Foreign travel will become more expensive beginning July 1. This is because Tax Collected at Source (TCS) is scheduled to increase from 5% to 20%. In addition to international shipments, the 20% TCS rule will also apply to international credit card transactions. Mohit Kabra, Group CFO at MakeMyTrip, addresses the implications of the new 20% TCS rule in order to provide a thorough explanation.
“It is essential to maintain consistency of TCS across payment mechanisms. Bringing credit cards under TCS purview will ensure parity between debit and credit card payments.
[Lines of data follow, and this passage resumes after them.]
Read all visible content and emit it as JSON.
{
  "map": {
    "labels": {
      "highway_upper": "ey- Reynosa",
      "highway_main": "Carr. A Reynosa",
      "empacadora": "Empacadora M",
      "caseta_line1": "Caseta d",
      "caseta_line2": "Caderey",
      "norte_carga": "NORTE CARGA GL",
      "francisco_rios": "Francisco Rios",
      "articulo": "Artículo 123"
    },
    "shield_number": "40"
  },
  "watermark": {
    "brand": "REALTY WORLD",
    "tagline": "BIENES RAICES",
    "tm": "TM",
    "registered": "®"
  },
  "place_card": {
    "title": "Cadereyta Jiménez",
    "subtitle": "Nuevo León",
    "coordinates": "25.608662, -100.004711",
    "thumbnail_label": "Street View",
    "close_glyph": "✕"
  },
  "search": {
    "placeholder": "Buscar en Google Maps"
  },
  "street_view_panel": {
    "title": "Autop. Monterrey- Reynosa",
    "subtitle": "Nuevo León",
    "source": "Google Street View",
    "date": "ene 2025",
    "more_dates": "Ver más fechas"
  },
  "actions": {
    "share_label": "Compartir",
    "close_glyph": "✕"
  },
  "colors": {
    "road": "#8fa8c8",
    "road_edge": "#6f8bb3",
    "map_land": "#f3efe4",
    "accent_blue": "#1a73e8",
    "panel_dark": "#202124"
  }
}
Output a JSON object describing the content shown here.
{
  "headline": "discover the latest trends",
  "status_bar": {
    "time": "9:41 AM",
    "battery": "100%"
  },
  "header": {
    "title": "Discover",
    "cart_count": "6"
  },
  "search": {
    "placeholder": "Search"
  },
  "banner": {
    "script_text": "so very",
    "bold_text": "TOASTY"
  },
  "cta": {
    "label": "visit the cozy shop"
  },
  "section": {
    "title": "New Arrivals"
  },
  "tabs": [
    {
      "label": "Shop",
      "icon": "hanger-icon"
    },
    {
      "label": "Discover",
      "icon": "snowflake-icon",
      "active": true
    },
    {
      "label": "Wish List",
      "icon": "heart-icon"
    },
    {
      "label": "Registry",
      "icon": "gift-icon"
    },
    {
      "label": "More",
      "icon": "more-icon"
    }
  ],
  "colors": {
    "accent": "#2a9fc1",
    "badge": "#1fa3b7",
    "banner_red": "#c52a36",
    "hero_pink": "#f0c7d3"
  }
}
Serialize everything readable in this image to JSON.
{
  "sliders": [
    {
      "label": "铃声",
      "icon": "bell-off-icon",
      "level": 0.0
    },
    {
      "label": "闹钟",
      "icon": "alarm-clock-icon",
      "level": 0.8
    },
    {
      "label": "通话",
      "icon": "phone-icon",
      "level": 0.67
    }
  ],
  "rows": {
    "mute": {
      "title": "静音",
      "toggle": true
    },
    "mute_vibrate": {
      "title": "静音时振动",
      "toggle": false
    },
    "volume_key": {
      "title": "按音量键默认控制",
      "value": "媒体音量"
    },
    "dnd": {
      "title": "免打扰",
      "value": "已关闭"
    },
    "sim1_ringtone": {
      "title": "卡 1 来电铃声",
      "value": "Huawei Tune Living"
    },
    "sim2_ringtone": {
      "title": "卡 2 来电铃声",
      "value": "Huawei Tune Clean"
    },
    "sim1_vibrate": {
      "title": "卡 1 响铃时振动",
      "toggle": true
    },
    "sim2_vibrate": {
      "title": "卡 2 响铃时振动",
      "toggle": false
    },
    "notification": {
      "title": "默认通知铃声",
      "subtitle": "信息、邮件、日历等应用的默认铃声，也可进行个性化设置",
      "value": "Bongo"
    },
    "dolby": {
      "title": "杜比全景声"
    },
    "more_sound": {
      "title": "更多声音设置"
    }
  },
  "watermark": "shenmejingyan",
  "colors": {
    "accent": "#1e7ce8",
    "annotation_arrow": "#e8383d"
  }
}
This will also bring transactions done on global platforms under the TCS net as the customers’ card issuing bank will now be mandated to levy TCS on such transactions.
A customer can choose either domestic travel agents or a global OTA or book directly with an overseas service provider (such as a hotel) when it comes to international travel. If the upfront price and payment includes TCS for bookings made with domestic travel agents and its without TCS for bookings made on global platforms, there could be a significant loss of business for the domestic travel industry.”
Why will this happen?
So far, domestic travel agents collect an extra 5% TCS from customers as they need to deposit this when remitting overseas suppliers. The foreign platforms remit monies to overseas suppliers from overseas locations, and hence if the customer had booked via credit card, the entire transaction escaped TCS. Effectively, while the domestic agents price the USD 100 package at USD 105 (taking 5% TCS into account), the international ones only price it at USD 100.
Even with credit cards being brought under the TCS net, the initial pricing of international platforms will remain untouched. The card issuing bank will be responsible for TCS for payments made via global platforms or directly to overseas travel service providers. So, if a USD 100 booking is made and paid on an international platform or with an international hotel directly, the customer will see the price as $100 and pay only $100 at the time of booking. TCS of USD 20 will be levied later by the customer’s card issuing bank.
However, when booking and paying with domestic travel agents, the customer will see a price of $120 and pay $120 under the current process. Domestic travel agents’ prices will appear to be more expensive to their international counterparts at face value / upfront.
Illustrative explanation of upfront price anomaly
“We request that the onus of collecting TCS be entirely on customers’ card-issuing bank at the time of payment through the card, irrespective of point-of-purchase – whether customers book or pay through domestic travel agents, overseas travel agents or even directly to the eventual overseas service provider. This will ensure a level playing field for domestic travel agents. In the above example the customer should be paying $100 on the platform where the booking and payment is made (domestic or international) and TCS of $20 should be levied by the Bank whose card has been used by the customer for payment.”